Spesso le famiglie convivono per mesi, o anni, con i primi segnali di un declino cognitivo senza rendersene conto. Frasi ripetute, piccoli oggetti smarriti, dimenticanze che sembrano “normali” per l’età. In realtà, potrebbero essere sintomi di un disturbo noto come MCI (Mild Cognitive Impairment, in italiano lieve compromissione cognitiva), una condizione sottovalutata ma che può rappresentare il primo passo verso patologie neurodegenerative più gravi, come l’Alzheimer.
A notare per primi questi segnali sono spesso le persone più vicine all’anziano.
Lo conferma anche AES Domicilio Como, agenzia specializzata nella selezione di badanti, che racconta come molti familiari di pazienti affetti da Alzheimer, nel momento in cui si rivolgono all’assistenza, descrivano problematiche cognitive comparse già diversi decenni prima. “Molti figli o coniugi ci dicono che qualcosa non tornava già da tempo: dimenticanze, confusione, ripetizioni. Ma nessuno pensava potesse trattarsi di un problema neurologico”, spiegano dall’agenzia.
È proprio questa sfumatura iniziale, ambigua e silenziosa, che rende l’MCI così difficile da riconoscere e spesso sottovalutato.
Cos’è il declino cognitivo lieve?
Il declino cognitivo lieve si colloca tra la fisiologica perdita di memoria legata all’età e la demenza conclamata.
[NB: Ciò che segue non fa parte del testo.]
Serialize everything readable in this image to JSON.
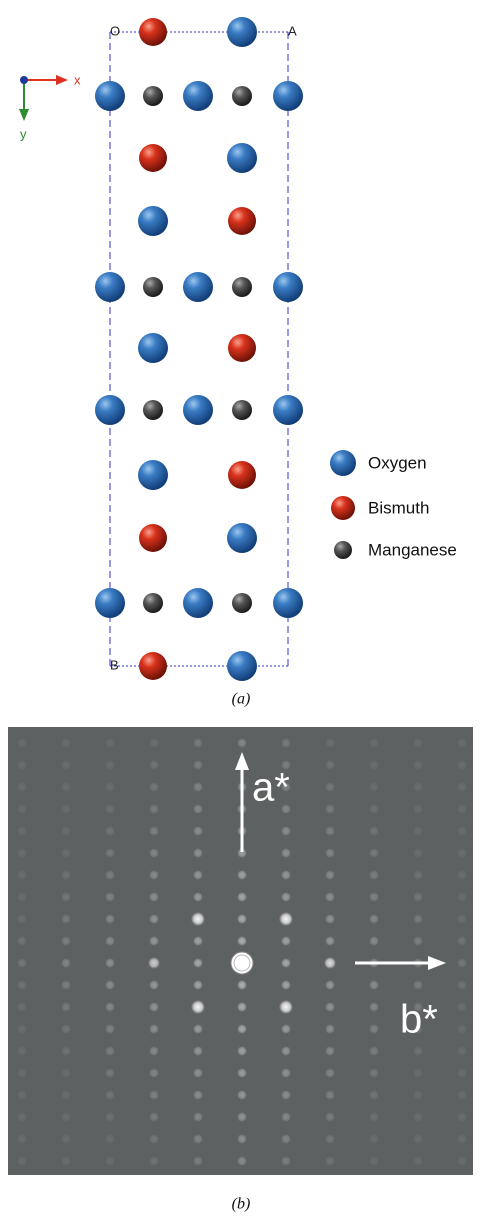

È un disturbo che colpisce prevalentemente le funzioni cognitive superiori, come la memoria recente, l’attenzione, il linguaggio o la capacità di pianificazione.
Chi ne soffre riesce ancora a gestire la vita quotidiana in modo relativamente autonomo: può guidare, fare la spesa, svolgere attività sociali. Tuttavia, qualcosa cambia. Si dimenticano dettagli importanti di conversazioni recenti, si fa fatica a seguire un discorso complesso, si provano frustrazione o ansia in situazioni prima gestibili.
Una condizione che non colpisce solo gli anziani
Un aspetto spesso trascurato è che l’MCI può insorgere anche prima dei 65 anni.
Non è raro che persone professionalmente attive, perfettamente integrate nel contesto familiare e sociale, inizino a sperimentare difficoltà cognitive senza alcuna spiegazione apparente.
In questi casi, il rischio è doppio: da una parte, la persona tende a nascondere o minimizzare il problema; dall’altra, il contesto, compresi i medici di base, può attribuire i sintomi allo stress, alla depressione o alla stanchezza.
Questo porta a ritardi diagnostici significativi, e spesso si arriva alla consapevolezza solo quando la malattia ha già fatto passi avanti.
La diagnosi: tra test e ascolto
Per diagnosticare un MCI è necessaria una valutazione neuropsicologica: una serie di test standardizzati che permettono di misurare il funzionamento della memoria, dell’attenzione, del linguaggio e di altre funzioni cognitive.
Ma ancora prima dei test, è fondamentale ascoltare il racconto di chi vive accanto alla persona. I familiari, i colleghi, gli amici possono fornire indizi preziosi su cambiamenti sottili nel comportamento o nelle performance cognitive, anche se la persona stessa non ne è del tutto consapevole.
È sempre l’inizio della demenza?
No. L’MCI non è una condanna. Studi longitudinali indicano che circa il 30% dei casi può regredire, soprattutto se legato a cause transitorie: depressione, ansia, effetti collaterali farmacologici, disturbi del sonno, problemi tiroidei o carenze vitaminiche.
Tuttavia, in altri casi, soprattutto quelli di tipo amnestico (cioè che colpiscono principalmente la memoria), l’MCI rappresenta un fattore di rischio per lo sviluppo della malattia di Alzheimer o di altre forme di demenza neurodegenerativa.
Prevenire si può?
Non esistono al momento cure farmacologiche specifiche per il MCI. Tuttavia, la ricerca conferma il ruolo protettivo di interventi su stile di vita e stimolazione cognitiva.
Le principali raccomandazioni includono:
- attività fisica regolare,
- dieta mediterranea ricca di antiossidanti,
- controllo delle patologie croniche (ipertensione, diabete, colesterolo),
- attività sociali e culturali,
- allenamento mentale attraverso lettura, giochi cognitivi, apprendimento di nuove competenze.
Dare un nome al dubbio
Il declino cognitivo lieve è una condizione che vive in bilico tra normalità e malattia. Proprio per questo, tende a essere ignorato, minimizzato o confuso con altri disturbi.
Riconoscerlo significa prendersi sul serio prima che sia troppo tardi.
Significa dare voce ai segnali deboli, senza paura né vergogna, e intraprendere, anche da giovani, un percorso di osservazione e, se necessario, prevenzione.
Perché quando si parla di mente, il tempo è una risorsa preziosa.